Quali sono i podcast che ascolti?
«Amo i podcast narrativi, ben scritti, pregni di contenuto, in cui ogni parola è pensata per come risuona sulla bocca, sulla lingua e nell’interezza della frase. Un podcast deve differenziarsi da una semplice chiacchierata in radio. Per questo per ogni episodio di Fammi Capire! scrivo anche 10mila battute. Ca va sans dire nel mio cuore ci sono Indagini, Il dito di Dio, Tg Luna e Morning, una piacevole routine».
Qual è il podcast che avresti voluto fare tu?
«Veleno, senza ombra di dubbio. Piansi ascoltandolo una mattina mentre andavo al lavoro. Ero sulla linea 90, che è uno dei luoghi più inospitali della Terra. Amore a prima vista. Mai avrei immaginato che un qualcosa ‘solo audio’ potesse farmi provare quelle emozioni. Si chiamava “podcast”».
Che consigli o suggerimenti daresti ad una persona che vuole avviare un suo podcast?

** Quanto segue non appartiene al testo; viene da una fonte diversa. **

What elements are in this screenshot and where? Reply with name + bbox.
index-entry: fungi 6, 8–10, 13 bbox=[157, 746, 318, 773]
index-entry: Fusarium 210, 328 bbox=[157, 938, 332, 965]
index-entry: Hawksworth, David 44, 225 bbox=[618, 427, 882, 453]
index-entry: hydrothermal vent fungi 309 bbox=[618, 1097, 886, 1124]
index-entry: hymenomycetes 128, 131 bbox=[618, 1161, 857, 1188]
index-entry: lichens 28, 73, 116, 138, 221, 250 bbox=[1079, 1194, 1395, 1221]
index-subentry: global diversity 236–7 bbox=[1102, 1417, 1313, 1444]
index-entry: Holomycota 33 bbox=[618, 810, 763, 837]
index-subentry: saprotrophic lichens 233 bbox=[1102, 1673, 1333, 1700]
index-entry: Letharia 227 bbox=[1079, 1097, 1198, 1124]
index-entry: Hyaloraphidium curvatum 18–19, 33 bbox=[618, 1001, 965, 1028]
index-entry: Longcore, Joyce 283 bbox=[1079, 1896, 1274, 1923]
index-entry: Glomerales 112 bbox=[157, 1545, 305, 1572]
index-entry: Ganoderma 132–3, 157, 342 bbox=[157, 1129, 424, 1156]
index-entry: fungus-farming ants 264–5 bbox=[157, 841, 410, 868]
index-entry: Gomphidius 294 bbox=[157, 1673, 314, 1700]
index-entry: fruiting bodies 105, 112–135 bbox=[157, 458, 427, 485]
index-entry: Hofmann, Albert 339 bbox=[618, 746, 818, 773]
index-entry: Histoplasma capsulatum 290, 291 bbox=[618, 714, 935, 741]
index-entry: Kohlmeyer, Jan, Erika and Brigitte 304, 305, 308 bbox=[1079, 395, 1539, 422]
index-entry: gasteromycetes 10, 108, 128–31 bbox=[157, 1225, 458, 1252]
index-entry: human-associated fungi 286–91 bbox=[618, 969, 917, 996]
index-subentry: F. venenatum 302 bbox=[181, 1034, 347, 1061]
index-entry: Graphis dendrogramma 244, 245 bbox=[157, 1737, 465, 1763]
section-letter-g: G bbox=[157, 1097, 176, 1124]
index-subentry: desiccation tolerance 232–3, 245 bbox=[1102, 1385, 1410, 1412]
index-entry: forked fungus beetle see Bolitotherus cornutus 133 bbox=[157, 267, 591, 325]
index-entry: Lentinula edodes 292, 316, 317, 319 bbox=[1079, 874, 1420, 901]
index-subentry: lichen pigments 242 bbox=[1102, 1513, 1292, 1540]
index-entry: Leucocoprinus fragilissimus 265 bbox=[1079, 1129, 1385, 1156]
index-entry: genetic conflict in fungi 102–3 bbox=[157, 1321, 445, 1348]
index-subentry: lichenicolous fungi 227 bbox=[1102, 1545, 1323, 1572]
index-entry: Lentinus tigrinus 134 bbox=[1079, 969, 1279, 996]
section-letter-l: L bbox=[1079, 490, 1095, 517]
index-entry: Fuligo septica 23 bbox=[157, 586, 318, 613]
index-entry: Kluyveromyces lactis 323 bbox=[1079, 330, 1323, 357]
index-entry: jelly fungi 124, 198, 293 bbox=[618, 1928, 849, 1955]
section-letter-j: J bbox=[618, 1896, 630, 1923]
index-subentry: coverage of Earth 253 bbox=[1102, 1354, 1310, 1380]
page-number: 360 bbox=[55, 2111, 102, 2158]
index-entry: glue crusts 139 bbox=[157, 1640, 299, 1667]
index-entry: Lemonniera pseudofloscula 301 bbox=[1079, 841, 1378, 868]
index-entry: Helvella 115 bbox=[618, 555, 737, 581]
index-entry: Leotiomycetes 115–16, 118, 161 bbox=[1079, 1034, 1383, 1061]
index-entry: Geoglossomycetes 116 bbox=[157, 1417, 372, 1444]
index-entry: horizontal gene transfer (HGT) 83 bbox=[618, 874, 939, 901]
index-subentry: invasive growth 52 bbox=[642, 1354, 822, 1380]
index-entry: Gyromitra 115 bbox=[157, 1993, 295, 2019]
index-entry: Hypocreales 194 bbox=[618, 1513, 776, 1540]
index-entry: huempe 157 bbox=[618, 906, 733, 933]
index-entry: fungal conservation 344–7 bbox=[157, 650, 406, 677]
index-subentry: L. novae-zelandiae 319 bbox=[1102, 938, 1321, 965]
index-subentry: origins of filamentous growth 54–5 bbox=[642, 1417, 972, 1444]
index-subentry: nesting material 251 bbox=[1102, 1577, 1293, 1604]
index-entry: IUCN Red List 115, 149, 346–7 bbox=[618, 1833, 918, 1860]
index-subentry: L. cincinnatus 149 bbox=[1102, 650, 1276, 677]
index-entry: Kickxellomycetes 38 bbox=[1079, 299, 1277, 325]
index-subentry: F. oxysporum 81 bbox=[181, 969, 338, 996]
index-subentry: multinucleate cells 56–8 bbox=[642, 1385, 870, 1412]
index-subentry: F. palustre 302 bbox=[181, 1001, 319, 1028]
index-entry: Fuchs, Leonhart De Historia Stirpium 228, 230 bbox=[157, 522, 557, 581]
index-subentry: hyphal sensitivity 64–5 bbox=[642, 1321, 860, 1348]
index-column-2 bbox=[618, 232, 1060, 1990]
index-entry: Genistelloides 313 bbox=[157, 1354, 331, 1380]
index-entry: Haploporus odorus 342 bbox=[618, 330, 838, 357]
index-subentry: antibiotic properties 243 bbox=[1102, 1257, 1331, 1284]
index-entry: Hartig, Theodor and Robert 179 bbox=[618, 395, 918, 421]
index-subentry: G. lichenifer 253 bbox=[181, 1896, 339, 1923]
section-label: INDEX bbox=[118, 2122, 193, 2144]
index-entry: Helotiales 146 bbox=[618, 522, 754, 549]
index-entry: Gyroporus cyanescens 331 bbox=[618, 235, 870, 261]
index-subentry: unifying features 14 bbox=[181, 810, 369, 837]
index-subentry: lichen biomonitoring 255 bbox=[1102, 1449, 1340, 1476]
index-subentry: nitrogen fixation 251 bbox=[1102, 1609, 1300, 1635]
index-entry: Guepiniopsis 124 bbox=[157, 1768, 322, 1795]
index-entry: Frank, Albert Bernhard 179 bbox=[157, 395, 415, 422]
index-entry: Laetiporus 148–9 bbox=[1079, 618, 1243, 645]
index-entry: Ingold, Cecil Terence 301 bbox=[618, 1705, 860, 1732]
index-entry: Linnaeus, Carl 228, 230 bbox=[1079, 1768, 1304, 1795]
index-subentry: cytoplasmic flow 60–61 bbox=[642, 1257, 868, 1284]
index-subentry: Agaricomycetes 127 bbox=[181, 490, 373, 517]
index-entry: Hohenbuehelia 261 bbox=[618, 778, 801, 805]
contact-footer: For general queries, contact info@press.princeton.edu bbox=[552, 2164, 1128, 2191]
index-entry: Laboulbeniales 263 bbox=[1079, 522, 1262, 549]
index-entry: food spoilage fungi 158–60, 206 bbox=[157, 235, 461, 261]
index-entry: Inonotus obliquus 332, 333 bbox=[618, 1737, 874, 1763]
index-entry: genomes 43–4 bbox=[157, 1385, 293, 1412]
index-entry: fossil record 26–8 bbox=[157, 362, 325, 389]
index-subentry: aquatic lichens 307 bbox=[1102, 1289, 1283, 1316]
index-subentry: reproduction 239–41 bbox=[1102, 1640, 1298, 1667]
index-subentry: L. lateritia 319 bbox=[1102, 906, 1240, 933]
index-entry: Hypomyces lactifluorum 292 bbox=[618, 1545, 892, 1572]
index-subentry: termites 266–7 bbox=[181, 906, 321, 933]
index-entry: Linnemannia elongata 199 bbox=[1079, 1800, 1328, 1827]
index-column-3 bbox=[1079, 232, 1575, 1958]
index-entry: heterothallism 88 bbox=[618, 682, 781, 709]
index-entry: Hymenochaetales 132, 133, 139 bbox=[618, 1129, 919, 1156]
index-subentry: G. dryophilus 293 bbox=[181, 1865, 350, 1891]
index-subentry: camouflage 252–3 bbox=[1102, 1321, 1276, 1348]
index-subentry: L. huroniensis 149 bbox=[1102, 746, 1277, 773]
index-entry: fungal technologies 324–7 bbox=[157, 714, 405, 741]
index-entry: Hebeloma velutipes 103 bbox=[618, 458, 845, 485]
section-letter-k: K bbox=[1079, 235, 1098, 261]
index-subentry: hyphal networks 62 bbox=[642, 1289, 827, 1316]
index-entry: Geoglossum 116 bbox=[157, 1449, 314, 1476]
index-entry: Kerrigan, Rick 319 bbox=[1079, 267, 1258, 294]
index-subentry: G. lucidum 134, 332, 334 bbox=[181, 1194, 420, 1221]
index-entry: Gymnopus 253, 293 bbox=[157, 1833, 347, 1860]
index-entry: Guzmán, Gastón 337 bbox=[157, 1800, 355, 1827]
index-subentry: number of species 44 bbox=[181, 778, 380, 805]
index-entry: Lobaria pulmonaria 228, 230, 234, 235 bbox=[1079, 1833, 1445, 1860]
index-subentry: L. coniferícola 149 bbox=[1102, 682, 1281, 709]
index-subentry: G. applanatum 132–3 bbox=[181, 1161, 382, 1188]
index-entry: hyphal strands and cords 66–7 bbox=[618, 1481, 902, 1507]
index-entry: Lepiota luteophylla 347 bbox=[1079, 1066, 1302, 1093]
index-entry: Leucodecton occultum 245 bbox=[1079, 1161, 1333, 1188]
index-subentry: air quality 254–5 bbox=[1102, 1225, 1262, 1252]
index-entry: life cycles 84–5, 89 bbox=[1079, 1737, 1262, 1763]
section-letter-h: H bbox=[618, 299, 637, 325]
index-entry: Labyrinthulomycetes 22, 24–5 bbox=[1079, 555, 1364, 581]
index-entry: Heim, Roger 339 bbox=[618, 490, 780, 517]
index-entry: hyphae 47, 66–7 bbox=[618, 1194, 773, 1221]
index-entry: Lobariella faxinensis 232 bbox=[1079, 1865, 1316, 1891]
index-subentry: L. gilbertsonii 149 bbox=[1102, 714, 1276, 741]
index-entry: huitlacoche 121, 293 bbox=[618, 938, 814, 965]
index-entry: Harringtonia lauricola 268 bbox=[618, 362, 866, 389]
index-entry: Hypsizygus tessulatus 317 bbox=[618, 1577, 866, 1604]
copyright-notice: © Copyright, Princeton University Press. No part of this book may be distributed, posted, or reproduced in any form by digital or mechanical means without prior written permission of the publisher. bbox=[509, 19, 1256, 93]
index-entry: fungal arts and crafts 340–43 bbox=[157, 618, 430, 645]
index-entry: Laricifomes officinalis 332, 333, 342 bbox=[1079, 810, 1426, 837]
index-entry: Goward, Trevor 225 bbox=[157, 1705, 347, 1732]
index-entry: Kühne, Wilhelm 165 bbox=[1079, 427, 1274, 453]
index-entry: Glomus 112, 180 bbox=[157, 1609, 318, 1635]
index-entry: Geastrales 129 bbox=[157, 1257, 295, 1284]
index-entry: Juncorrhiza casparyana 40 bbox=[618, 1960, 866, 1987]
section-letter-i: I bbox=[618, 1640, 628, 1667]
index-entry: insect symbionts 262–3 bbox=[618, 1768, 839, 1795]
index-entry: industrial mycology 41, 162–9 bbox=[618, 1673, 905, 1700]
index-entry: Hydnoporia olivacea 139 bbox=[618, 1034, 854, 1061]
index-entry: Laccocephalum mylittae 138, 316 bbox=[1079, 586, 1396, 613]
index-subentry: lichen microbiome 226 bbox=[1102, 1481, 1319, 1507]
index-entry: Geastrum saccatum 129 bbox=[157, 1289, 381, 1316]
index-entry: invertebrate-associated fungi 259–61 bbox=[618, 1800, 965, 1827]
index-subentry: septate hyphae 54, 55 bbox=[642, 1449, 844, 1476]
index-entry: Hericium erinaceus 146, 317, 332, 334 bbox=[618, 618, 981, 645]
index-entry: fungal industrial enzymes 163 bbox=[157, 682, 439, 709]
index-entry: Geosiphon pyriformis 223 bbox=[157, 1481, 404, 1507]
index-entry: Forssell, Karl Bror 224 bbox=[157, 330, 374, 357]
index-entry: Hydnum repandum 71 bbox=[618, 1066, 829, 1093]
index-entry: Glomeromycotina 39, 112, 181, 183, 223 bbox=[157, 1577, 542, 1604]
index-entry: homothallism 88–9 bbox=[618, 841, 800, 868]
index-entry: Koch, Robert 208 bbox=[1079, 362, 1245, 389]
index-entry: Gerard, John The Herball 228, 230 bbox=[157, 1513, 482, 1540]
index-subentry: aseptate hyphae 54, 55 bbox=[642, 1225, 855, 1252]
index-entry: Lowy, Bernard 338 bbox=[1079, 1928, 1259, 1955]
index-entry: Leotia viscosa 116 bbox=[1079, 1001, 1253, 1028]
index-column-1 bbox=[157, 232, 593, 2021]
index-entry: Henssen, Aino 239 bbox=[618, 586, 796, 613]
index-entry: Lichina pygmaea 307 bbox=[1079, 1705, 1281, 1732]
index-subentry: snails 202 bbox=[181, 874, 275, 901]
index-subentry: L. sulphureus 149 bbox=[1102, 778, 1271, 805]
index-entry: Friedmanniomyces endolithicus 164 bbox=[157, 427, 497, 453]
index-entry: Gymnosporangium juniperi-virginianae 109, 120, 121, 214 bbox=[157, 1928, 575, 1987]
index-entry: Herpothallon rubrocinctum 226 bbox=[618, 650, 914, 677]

«Suggerirei di provare, ovviamente, perché l’esperienza conduce in luoghi inesplorati e bellissimi. Ma nel frattempo suggerirei di non trascurare mai il contenuto. Qualunque sia la durata del proprio episodio, non può prescindere da un contenuto, da una scrittura che sviscera un tema, lo snocciola, guardandolo da più punti di vista. I podcast di una manciata di minuti che viaggiano sul pelo dell’acqua senza mai scendere in profondità sono chiacchiere al bar. E se devo ascoltare delle chiacchiere scelgo il più simpatico dei miei amici, non certo un podcast».